Craig Wright is probably the most controversial figure in the crypto industry. Wright has been trying to make the world believe that he is the man behind the creation of Bitcoin and its underlying technology, Blockchain, since late December 2015, when he offered documentation to back up his claims.
Since then he has made several claims of being Satoshi and has re-surfaced with new possible evidence that supposedly proves his identity. The crypto community, however, wasn’t too convinced with Wright and has lashed back at him.
Wright has also sued popular cryptocurrency podcaster Peter McCormack, who accused him of fraud and making false claims of being Satoshi Nakamoto. He even claimed for £100,000 (over $130,000) in damages and legal costs and court fees.
The self-proclaimed inventor of Bitcoin has also been involved in an on-going case with David Kleiman. Wright has been sued by Ira Kleiman – the brother of Wright’s late business partner Dave Kleiman – for $10 billion, alleging that Wright was trying to seize Dave’s Bitcoin holdings from when they were mining together.

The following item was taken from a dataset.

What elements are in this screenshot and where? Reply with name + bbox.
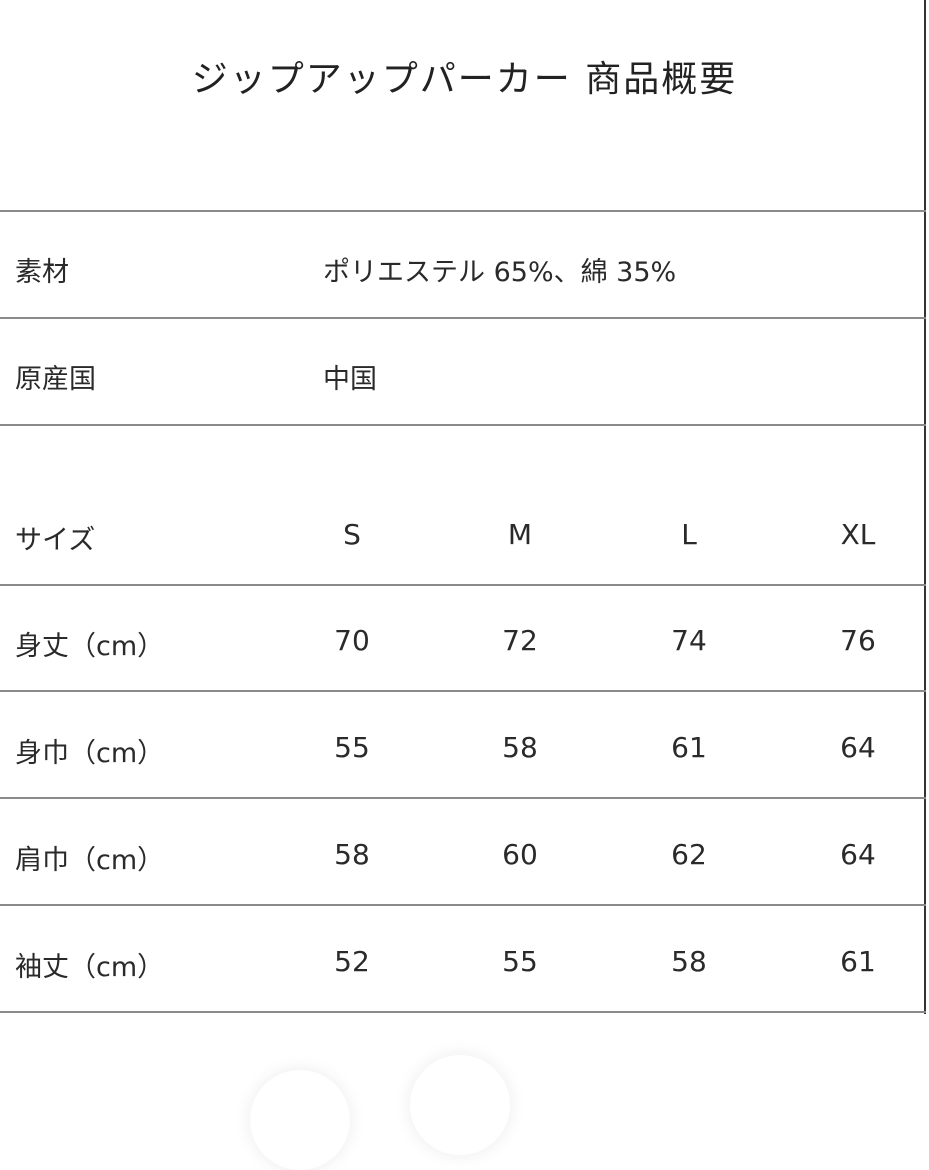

David Kleiman and Wright had allegedly mined 1.1 million Bitcoin together, which Wright entrusted to the ‘Tulip Trust.’ Now Kleiman is looking to get half of that back for his brother’s estate, as Wright alleges it is inaccessible. He had previously agreed to pay the dues and had also requested an extension of the deadline to October but broke the settlement later.
However, documents from The Tulip Trust contract that surfaced and is allegedly signed and written by David Kleiman on June 9, 2011, states that On January 1st, 2020, Wright would supposedly receive the private keys from a bonded courier, for a wallet that contain close to 1.1 million Bitcoins or $8 billion worth of BTC at the time of writing.
The documents stated that Kleiman allegedly “formed a trust,” and had “full control of all the software and keys to manage the bitcoin.” The Tulip Trust document describes a trust fund that’s ostensibly held in Seychelles and contains approximately 1,100,111 BTC.
When Wright was asked to disclose the public addresses he owned prior to December 31, 2013. He told the court that because the Tulip Trust is split into multiple keys, he cannot decrypt his file until he gets access to his key in 2020.
Later on, in a statement to Bloomberg News, Wright now claims that he “cannot be certain that information will in fact arrive.”
The on-going lawsuit is yet to be resolved and Wright is set to give his next deposition on January 14 – 15. If Wright does get access to this private key he would own $8 billion worth of BTC. Many investors are concerned that if the coins are dumped, it could gravely affect the market.
The BSV community, on the other hand, believes that the Tulip Trust is going to bolster BSV development and the firm Nchain.
Wright, however, told Bloomberg:
“I do not intend to dump my family’s BTC as some people suspect or want, as this would hurt many people in the industry.”
This might finally be the time when we get to know if Craig Wright is actually the inventor of Bitcoin or he was bluffing all this time. The next few steps following this case would be an interesting watch as this could also be Wright’s last chance to prove himself in court.